Only weeks after Diversified Gas & Oil PLC (LON:DGOC) completed its latest big-money deal the company revealed that its acquisition strategy is paying off quicker than anticipated.
Having spent nearly US$1bn on parcels of wells, acreage and infrastructure the company is to end 2018 as the AIM market’s most productive oil and gas firm.
In November, the company was producing at a rate of 70,000 barrels oil equivalent per day – such a level of output would be enviable even for the junior market’s most ambitious explorers.
DGOC is far from being a ‘big bang’ explorer. It has no interest in single big risk, big reward new drilling projects.
Acquiring scale and productivity
Its business is about building a portfolio made up of thousands of already existing wells.
The wells are relatively simple, mature and located in developed regions. No one well is prolific and all are some way down the decline curve albeit they are still said to have long operating lifespans.
Nonetheless, with well-priced deals, scale and a supportive funding framework it promises to be a profitable endeavour.
Indeed, DGOC has given investors an early Christmas present on 3 December as it announced that financial results for 2018 would be “materially ahead of current market expectations”.
Specifically, the company highlighted the performance during October which, according to DGOC, showed successful progress with asset integration and the associated operating efficiencies.
Earnings (adjusted EBITDA) for the month of October amounted to US$23.6mln, and, the company said that earnings for the ten months to the end of October amounted to US$96.3mln.
DGOC shares rose just over 10% following the announcement to trade at 116.94p, which leaves the shares on course to finish 2018 some 30% higher than where they began the year.
A highly profitable business
"We are very pleased with the progress we are making in terms of integrating the most recently acquired assets from Core and extracting maximum value from the expanded portfolio,” said Rusty Hutson, DGOC chief executive.
“As evidenced by our financial performance for the month of October, we have a highly profitable business underpinned by a healthy financial position.
“The dynamics for natural gas pricing in our region are positive and we are benefitting from a material rise in local pricing.”
He added: “We continue to work with the relevant authorities in our States of operations to reach long-term decommissioning agreements that meet the needs of all parties."
DGOC ended November with US$216mln of available liquidity and net debt stood at US$507mln, which equated to 1.8 times annualised earnings.

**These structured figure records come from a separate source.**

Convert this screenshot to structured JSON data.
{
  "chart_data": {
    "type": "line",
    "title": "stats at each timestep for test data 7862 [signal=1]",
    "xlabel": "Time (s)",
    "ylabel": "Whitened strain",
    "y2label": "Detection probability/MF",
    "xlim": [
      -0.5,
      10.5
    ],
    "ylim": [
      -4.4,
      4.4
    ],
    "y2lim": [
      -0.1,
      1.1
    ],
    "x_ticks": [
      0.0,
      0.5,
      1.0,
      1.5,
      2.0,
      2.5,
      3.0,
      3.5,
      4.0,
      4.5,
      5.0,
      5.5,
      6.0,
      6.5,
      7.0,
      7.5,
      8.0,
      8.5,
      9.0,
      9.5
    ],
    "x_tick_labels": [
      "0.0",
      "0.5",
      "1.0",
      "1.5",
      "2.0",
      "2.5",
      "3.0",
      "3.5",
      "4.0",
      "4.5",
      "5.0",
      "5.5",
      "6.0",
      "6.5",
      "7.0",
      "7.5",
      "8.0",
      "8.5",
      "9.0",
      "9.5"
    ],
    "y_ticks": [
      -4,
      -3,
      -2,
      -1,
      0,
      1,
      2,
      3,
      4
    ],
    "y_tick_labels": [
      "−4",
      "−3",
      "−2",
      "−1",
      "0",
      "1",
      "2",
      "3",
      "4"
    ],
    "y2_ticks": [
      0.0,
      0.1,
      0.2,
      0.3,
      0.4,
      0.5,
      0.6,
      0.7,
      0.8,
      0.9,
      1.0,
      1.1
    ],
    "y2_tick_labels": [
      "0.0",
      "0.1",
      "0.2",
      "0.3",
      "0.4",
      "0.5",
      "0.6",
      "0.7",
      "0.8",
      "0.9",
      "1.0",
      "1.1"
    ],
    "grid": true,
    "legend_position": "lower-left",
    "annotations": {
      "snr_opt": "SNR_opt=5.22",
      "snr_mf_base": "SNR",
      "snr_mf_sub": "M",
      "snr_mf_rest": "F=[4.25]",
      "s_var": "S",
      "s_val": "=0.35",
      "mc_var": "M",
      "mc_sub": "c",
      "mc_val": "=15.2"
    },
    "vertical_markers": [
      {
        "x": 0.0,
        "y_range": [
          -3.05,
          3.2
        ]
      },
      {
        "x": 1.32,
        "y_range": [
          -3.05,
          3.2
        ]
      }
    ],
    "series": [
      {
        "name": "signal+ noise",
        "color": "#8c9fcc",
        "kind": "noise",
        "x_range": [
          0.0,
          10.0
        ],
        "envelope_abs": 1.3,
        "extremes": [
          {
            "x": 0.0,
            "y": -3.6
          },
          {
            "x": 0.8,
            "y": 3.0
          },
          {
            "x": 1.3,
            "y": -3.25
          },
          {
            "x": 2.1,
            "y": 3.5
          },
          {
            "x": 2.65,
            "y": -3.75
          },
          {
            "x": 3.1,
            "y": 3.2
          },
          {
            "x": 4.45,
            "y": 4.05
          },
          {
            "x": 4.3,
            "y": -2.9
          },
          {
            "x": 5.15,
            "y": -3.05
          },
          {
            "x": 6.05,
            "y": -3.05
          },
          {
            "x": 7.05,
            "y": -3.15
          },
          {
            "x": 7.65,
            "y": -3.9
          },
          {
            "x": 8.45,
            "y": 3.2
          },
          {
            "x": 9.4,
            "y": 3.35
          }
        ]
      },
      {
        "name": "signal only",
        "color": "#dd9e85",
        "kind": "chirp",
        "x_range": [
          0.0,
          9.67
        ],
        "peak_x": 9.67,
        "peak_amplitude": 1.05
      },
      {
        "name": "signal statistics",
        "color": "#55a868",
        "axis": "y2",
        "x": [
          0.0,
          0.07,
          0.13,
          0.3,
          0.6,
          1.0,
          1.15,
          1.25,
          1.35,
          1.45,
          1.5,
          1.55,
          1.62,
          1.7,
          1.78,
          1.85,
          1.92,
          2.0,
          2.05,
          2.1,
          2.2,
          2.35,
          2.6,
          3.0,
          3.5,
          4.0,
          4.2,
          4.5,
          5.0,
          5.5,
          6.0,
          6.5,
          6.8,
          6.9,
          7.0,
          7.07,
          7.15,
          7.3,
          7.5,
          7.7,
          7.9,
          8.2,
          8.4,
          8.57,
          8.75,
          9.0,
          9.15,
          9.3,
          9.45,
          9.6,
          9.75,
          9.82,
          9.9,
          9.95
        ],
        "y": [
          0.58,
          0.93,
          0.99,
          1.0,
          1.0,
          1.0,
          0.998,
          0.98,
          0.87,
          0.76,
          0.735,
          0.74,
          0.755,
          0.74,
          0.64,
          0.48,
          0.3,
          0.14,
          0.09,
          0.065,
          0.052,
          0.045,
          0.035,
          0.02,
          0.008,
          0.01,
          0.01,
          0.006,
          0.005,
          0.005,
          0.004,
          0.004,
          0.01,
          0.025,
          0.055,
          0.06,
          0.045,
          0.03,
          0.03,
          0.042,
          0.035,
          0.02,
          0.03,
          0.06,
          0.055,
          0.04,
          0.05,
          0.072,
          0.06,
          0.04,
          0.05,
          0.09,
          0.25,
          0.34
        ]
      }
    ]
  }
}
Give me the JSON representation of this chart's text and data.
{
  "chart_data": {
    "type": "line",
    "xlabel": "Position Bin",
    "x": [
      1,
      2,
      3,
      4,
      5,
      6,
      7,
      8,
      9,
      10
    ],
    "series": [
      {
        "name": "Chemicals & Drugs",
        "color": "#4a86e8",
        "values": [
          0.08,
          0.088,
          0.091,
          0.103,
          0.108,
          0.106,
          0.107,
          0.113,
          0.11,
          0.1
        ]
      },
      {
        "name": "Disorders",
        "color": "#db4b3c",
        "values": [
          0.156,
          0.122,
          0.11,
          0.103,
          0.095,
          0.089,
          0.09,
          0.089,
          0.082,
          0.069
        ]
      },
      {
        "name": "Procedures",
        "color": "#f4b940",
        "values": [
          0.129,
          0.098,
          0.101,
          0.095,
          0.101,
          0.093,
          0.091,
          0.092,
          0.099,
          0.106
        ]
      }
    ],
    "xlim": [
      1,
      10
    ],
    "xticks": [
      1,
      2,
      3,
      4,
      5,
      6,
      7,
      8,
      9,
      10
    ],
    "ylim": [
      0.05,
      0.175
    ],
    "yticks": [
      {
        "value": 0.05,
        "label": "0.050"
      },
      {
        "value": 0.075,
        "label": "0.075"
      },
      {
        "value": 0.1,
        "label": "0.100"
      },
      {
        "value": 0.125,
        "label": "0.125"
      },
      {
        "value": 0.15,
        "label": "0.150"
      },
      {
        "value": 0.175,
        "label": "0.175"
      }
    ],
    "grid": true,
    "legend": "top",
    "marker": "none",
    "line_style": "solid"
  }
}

In 2018, DGOC acquired assets from APC, CNX, EQT Corporation and Core Appalachia for an aggregate cost of US$938mln, supported by US$492mln of equity-based funding and a US$1bn ‘low cost’ credit facility (at the end of November, it had a US$720mln borrowing base and US$213mln of available capacity).
In March, DGOC paid US$95mln to acquire 13,000 wells in Ohio, Pennsylvania, West Virginia.
The APC deal accounted for 8,800 boepd at the time of acquisition and added 49mln barrels of proved and developed reserves.
For another US$85mln, also in March, the company acquired 11,000 wells located in Pennsylvania and West Virginia.
It added 9,000 boepd to production and 69mln barrels of proved and developed reserves.
July brought the company’s biggest transaction, paying US$575bn for 11,350 wells that yielded 32,000 boepd of production at the time of the deal.
The assets are located in Kentucky, West Virginia and Virginia. And it gave the company 233mln barrels of proved and developed reserves.
Significantly, the transaction also delivered midstream assets and operations including some 6,400 miles of pipeline.
The most recent transaction came in October. DGOC paid US$183mln for 5,000 wells in Kentucky, West Virginia and Virginia.
It boosted production by 11,000 boepd and delivered another 100mln barrel in reserves and like with the EQT deal, it came with mid-stream assets too – adding an additional 4,100 miles of pipeline.
More deals to come?
There’s no shortage of producing yet maturing oil fields in North America, after all the drilling boom of past years saw unprecedented growth.
At the same time, it is fair to say that the dynamics of the oil market and the economics of running oil operations have been changeable in the more recent times.
Peak production years are now behind many fields, and, it is unlikely that all the sector’s deal making is done.
It can’t be hard to imagine there are more maturing opportunities to plug into the DGOC model.